Marcel Winatschek

First Three Pages

Becca and I spent yesterday in Munich—one of those long, unhurried summer days without a particular plan. We took the U-Bahn out to her new school first, walked around the building, looked the place over. Nobody asked us to leave. Then back into the city: lunch at Pizza Hut, a detour through the Gravis store to stare at the new MacBooks, and a stop at Starbucks where I ordered something involving raspberry tea and ice that turned out to be aggressively sweet. I’d wanted lemon and mango. They were out.

Saturn after that, moving through the notebook section with some seriousness because Becca is thinking about getting a laptop, then drifting toward the CDs and DVDs the way you always do. By the time we stepped back outside, everything had changed. Within a few minutes the sky over Munich had gone from clear dark blue to an angry, pressing grey. An unnatural wind was cutting down the shopping street. The first drops arrived, and we ducked into Hugendubel to wait it out—where I found, sitting on a shelf, what turned out to be the best possible reason to be caught in a bookshop: Macht und Rebel by Norwegian newcomer Matias Faldbakken.
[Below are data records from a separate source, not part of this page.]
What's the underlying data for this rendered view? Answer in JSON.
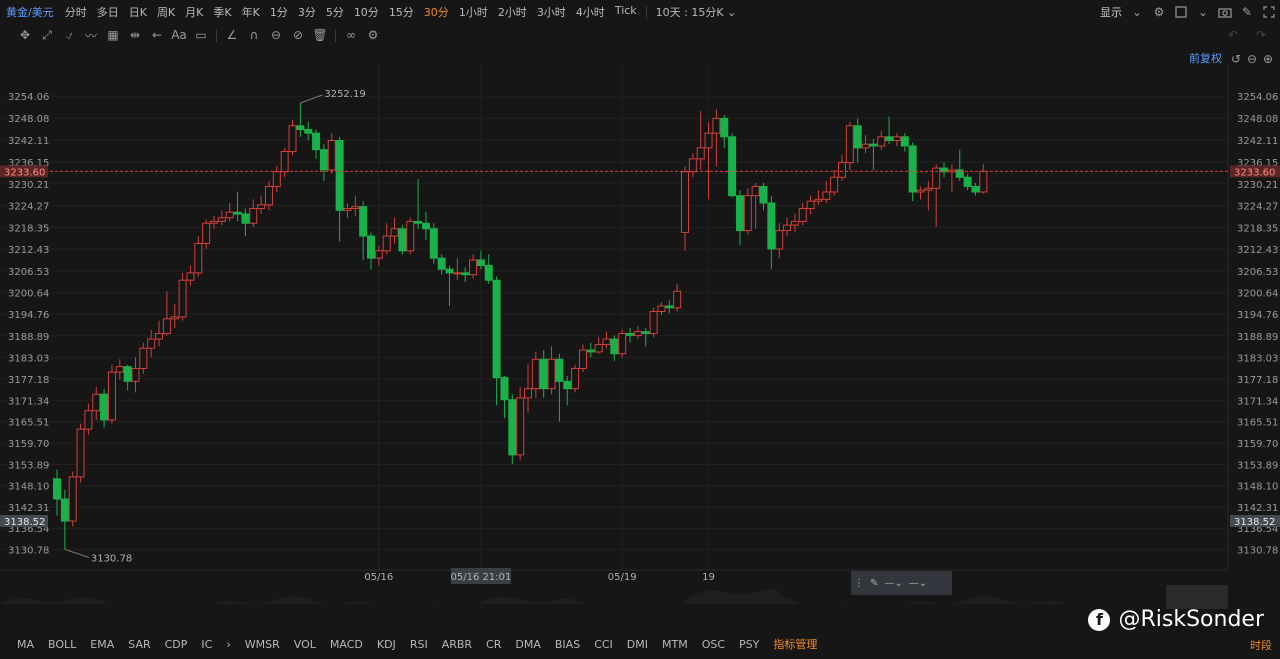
{
  "topbar": {
    "symbol": "黄金/美元",
    "timeframes": [
      "分时",
      "多日",
      "日K",
      "周K",
      "月K",
      "季K",
      "年K",
      "1分",
      "3分",
      "5分",
      "10分",
      "15分",
      "30分",
      "1小时",
      "2小时",
      "3小时",
      "4小时",
      "Tick"
    ],
    "active_timeframe": "30分",
    "range_selector": "10天 : 15分K",
    "display_label": "显示"
  },
  "adjust_label": "前复权",
  "indicators": [
    "MA",
    "BOLL",
    "EMA",
    "SAR",
    "CDP",
    "IC",
    "WMSR",
    "VOL",
    "MACD",
    "KDJ",
    "RSI",
    "ARBR",
    "CR",
    "DMA",
    "BIAS",
    "CCI",
    "DMI",
    "MTM",
    "OSC",
    "PSY"
  ],
  "indicator_manager": "指标管理",
  "period_label": "时段",
  "watermark": "@RiskSonder",
  "colors": {
    "up": "#d2403a",
    "down": "#19b24a",
    "price_line": "#d2403a",
    "accent": "#f08a24",
    "link": "#5a9cff"
  },
  "chart_data": {
    "type": "candlestick",
    "y_ticks": [
      "3254.06",
      "3248.08",
      "3242.11",
      "3236.15",
      "3230.21",
      "3224.27",
      "3218.35",
      "3212.43",
      "3206.53",
      "3200.64",
      "3194.76",
      "3188.89",
      "3183.03",
      "3177.18",
      "3171.34",
      "3165.51",
      "3159.70",
      "3153.89",
      "3148.10",
      "3142.31",
      "3136.54",
      "3130.78"
    ],
    "ylim": [
      3126.0,
      3259.0
    ],
    "current_price": "3233.60",
    "marked_price": "3138.52",
    "high_annotation": "3252.19",
    "low_annotation": "3130.78",
    "x_labels": [
      {
        "label": "05/16",
        "index": 41
      },
      {
        "label": "05/16 21:01",
        "index": 54
      },
      {
        "label": "05/19",
        "index": 72
      },
      {
        "label": "19",
        "index": 83
      }
    ],
    "candles": [
      [
        3150.0,
        3144.5,
        3152.5,
        3140.0
      ],
      [
        3144.5,
        3138.5,
        3147.0,
        3130.8
      ],
      [
        3138.5,
        3150.5,
        3152.0,
        3137.0
      ],
      [
        3150.5,
        3163.5,
        3165.0,
        3149.0
      ],
      [
        3163.5,
        3168.5,
        3170.5,
        3162.0
      ],
      [
        3168.5,
        3173.0,
        3175.0,
        3166.0
      ],
      [
        3173.0,
        3166.0,
        3174.5,
        3164.0
      ],
      [
        3166.0,
        3179.0,
        3181.0,
        3165.0
      ],
      [
        3179.0,
        3180.5,
        3182.5,
        3177.0
      ],
      [
        3180.5,
        3176.5,
        3181.0,
        3174.0
      ],
      [
        3176.5,
        3180.0,
        3183.0,
        3173.5
      ],
      [
        3180.0,
        3185.5,
        3187.0,
        3178.5
      ],
      [
        3185.5,
        3188.0,
        3190.5,
        3183.0
      ],
      [
        3188.0,
        3189.5,
        3193.0,
        3186.0
      ],
      [
        3189.5,
        3193.5,
        3201.0,
        3189.0
      ],
      [
        3193.5,
        3194.0,
        3197.5,
        3191.0
      ],
      [
        3194.0,
        3204.0,
        3206.0,
        3193.0
      ],
      [
        3204.0,
        3206.0,
        3208.0,
        3202.5
      ],
      [
        3206.0,
        3214.0,
        3216.0,
        3205.0
      ],
      [
        3214.0,
        3219.5,
        3220.5,
        3212.5
      ],
      [
        3219.5,
        3220.0,
        3221.5,
        3218.0
      ],
      [
        3220.0,
        3221.0,
        3223.0,
        3219.0
      ],
      [
        3221.0,
        3222.5,
        3225.0,
        3220.0
      ],
      [
        3222.5,
        3222.0,
        3228.0,
        3220.0
      ],
      [
        3222.0,
        3219.5,
        3223.5,
        3216.0
      ],
      [
        3219.5,
        3223.5,
        3226.0,
        3218.5
      ],
      [
        3223.5,
        3224.5,
        3227.0,
        3222.0
      ],
      [
        3224.5,
        3229.5,
        3231.0,
        3223.0
      ],
      [
        3229.5,
        3233.5,
        3235.0,
        3228.0
      ],
      [
        3233.5,
        3239.0,
        3240.0,
        3232.0
      ],
      [
        3239.0,
        3246.0,
        3247.5,
        3238.0
      ],
      [
        3246.0,
        3245.0,
        3252.2,
        3243.0
      ],
      [
        3245.0,
        3244.0,
        3247.0,
        3242.0
      ],
      [
        3244.0,
        3239.5,
        3245.0,
        3237.0
      ],
      [
        3239.5,
        3234.0,
        3241.0,
        3231.0
      ],
      [
        3234.0,
        3242.0,
        3244.0,
        3233.0
      ],
      [
        3242.0,
        3223.0,
        3243.0,
        3214.5
      ],
      [
        3223.0,
        3223.5,
        3225.0,
        3221.0
      ],
      [
        3223.5,
        3224.0,
        3227.0,
        3221.5
      ],
      [
        3224.0,
        3216.0,
        3225.5,
        3209.5
      ],
      [
        3216.0,
        3210.0,
        3217.0,
        3207.0
      ],
      [
        3210.0,
        3212.0,
        3213.5,
        3208.0
      ],
      [
        3212.0,
        3216.0,
        3219.5,
        3211.0
      ],
      [
        3216.0,
        3218.0,
        3221.0,
        3214.0
      ],
      [
        3218.0,
        3212.0,
        3219.0,
        3211.0
      ],
      [
        3212.0,
        3220.0,
        3221.0,
        3211.0
      ],
      [
        3220.0,
        3219.5,
        3231.5,
        3218.0
      ],
      [
        3219.5,
        3218.0,
        3222.5,
        3215.0
      ],
      [
        3218.0,
        3210.0,
        3219.5,
        3208.5
      ],
      [
        3210.0,
        3207.0,
        3211.0,
        3205.5
      ],
      [
        3207.0,
        3206.0,
        3208.0,
        3197.0
      ],
      [
        3206.0,
        3206.0,
        3210.0,
        3204.0
      ],
      [
        3206.0,
        3205.5,
        3207.5,
        3203.5
      ],
      [
        3205.5,
        3209.5,
        3211.0,
        3204.5
      ],
      [
        3209.5,
        3208.0,
        3212.0,
        3207.0
      ],
      [
        3208.0,
        3204.0,
        3211.0,
        3203.0
      ],
      [
        3204.0,
        3177.5,
        3205.0,
        3170.0
      ],
      [
        3177.5,
        3171.5,
        3178.0,
        3166.5
      ],
      [
        3171.5,
        3156.5,
        3173.0,
        3154.0
      ],
      [
        3156.5,
        3172.0,
        3175.0,
        3155.0
      ],
      [
        3172.0,
        3174.5,
        3181.0,
        3168.0
      ],
      [
        3174.5,
        3182.5,
        3184.5,
        3172.0
      ],
      [
        3182.5,
        3174.5,
        3185.0,
        3172.0
      ],
      [
        3174.5,
        3182.5,
        3186.0,
        3173.0
      ],
      [
        3182.5,
        3176.5,
        3184.0,
        3165.5
      ],
      [
        3176.5,
        3174.5,
        3178.0,
        3170.0
      ],
      [
        3174.5,
        3180.0,
        3181.0,
        3173.5
      ],
      [
        3180.0,
        3185.0,
        3186.5,
        3179.0
      ],
      [
        3185.0,
        3184.5,
        3187.0,
        3183.0
      ],
      [
        3184.5,
        3186.5,
        3188.5,
        3184.0
      ],
      [
        3186.5,
        3188.0,
        3190.0,
        3185.5
      ],
      [
        3188.0,
        3184.0,
        3189.0,
        3182.0
      ],
      [
        3184.0,
        3189.5,
        3190.5,
        3183.0
      ],
      [
        3189.5,
        3189.0,
        3191.0,
        3187.0
      ],
      [
        3189.0,
        3190.0,
        3191.5,
        3188.0
      ],
      [
        3190.0,
        3189.5,
        3191.0,
        3186.0
      ],
      [
        3189.5,
        3195.5,
        3196.5,
        3188.5
      ],
      [
        3195.5,
        3197.0,
        3198.0,
        3194.5
      ],
      [
        3197.0,
        3196.5,
        3198.5,
        3195.0
      ],
      [
        3196.5,
        3201.0,
        3203.0,
        3195.5
      ],
      [
        3217.0,
        3233.5,
        3235.0,
        3212.0
      ],
      [
        3233.5,
        3237.0,
        3238.5,
        3232.0
      ],
      [
        3237.0,
        3240.0,
        3250.0,
        3234.0
      ],
      [
        3240.0,
        3244.0,
        3247.0,
        3226.0
      ],
      [
        3244.0,
        3248.0,
        3250.5,
        3235.0
      ],
      [
        3248.0,
        3243.0,
        3249.0,
        3240.0
      ],
      [
        3243.0,
        3227.0,
        3244.0,
        3226.5
      ],
      [
        3227.0,
        3217.5,
        3228.5,
        3213.5
      ],
      [
        3217.5,
        3227.0,
        3229.0,
        3216.5
      ],
      [
        3227.0,
        3229.5,
        3230.5,
        3218.0
      ],
      [
        3229.5,
        3225.0,
        3230.5,
        3223.0
      ],
      [
        3225.0,
        3212.5,
        3227.0,
        3207.0
      ],
      [
        3212.5,
        3217.5,
        3219.5,
        3210.0
      ],
      [
        3217.5,
        3219.0,
        3221.0,
        3216.0
      ],
      [
        3219.0,
        3220.0,
        3222.0,
        3217.0
      ],
      [
        3220.0,
        3223.5,
        3225.0,
        3219.0
      ],
      [
        3223.5,
        3225.5,
        3227.0,
        3222.0
      ],
      [
        3225.5,
        3226.0,
        3228.5,
        3224.5
      ],
      [
        3226.0,
        3228.0,
        3231.0,
        3225.0
      ],
      [
        3228.0,
        3232.0,
        3234.0,
        3227.0
      ],
      [
        3232.0,
        3236.0,
        3238.0,
        3231.0
      ],
      [
        3236.0,
        3246.0,
        3247.0,
        3234.0
      ],
      [
        3246.0,
        3240.0,
        3248.0,
        3236.0
      ],
      [
        3240.0,
        3241.0,
        3243.5,
        3238.5
      ],
      [
        3241.0,
        3240.5,
        3242.5,
        3234.0
      ],
      [
        3240.5,
        3243.0,
        3244.5,
        3239.5
      ],
      [
        3243.0,
        3242.0,
        3248.5,
        3241.0
      ],
      [
        3242.0,
        3243.0,
        3244.0,
        3240.5
      ],
      [
        3243.0,
        3240.5,
        3244.0,
        3239.0
      ],
      [
        3240.5,
        3228.0,
        3241.5,
        3225.5
      ],
      [
        3228.0,
        3228.5,
        3229.5,
        3226.0
      ],
      [
        3228.5,
        3229.0,
        3231.0,
        3223.0
      ],
      [
        3229.0,
        3234.5,
        3235.5,
        3218.5
      ],
      [
        3234.5,
        3233.5,
        3236.0,
        3232.0
      ],
      [
        3233.5,
        3234.0,
        3235.5,
        3228.0
      ],
      [
        3234.0,
        3232.0,
        3239.5,
        3231.0
      ],
      [
        3232.0,
        3229.5,
        3233.0,
        3228.5
      ],
      [
        3229.5,
        3228.0,
        3230.5,
        3227.0
      ],
      [
        3228.0,
        3233.6,
        3235.5,
        3227.5
      ]
    ]
  }
}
On the surface the setup sounds almost manageable: two men moving through a disintegrating society defined by the relentless fight over youth, symbols, logos, bodies, sex, and the logic of multinational corporations. One is a driven, power-obsessed management consultant. The other, named Rebel, is a cynical, everything-hating wreck who reserves particular contempt for himself. Together they’re supposedly in search of some form of individual freedom in the twenty-first century, which eventually leads to a showdown involving two teenage girls and extended passages from Mein Kampf. I’m not there yet.

The German edition came out in two versions—one black cover, one white, both deliberately punk—but the original Norwegian release used a Fraktur typeface that reads closer to Third Reich typography than anything published recently has the nerve to. That choice is the point. Everything about Faldbakken seems to be a dare. My honest recommendation: pick it up, read the first three pages, and if you aren’t thoroughly disgusted by what you find there, you’ll probably finish the whole thing.

We made it home relatively dry. At Munich Hauptbahnhof the storm had fully arrived—nothing but black visible through the windows, thunder moving through the building, lightning tearing across the tracks above. Standing there with Becca, waiting for the train, I noticed that a station lit from outside by lightning looks exactly like a city taking fire. Then the train came, and we left.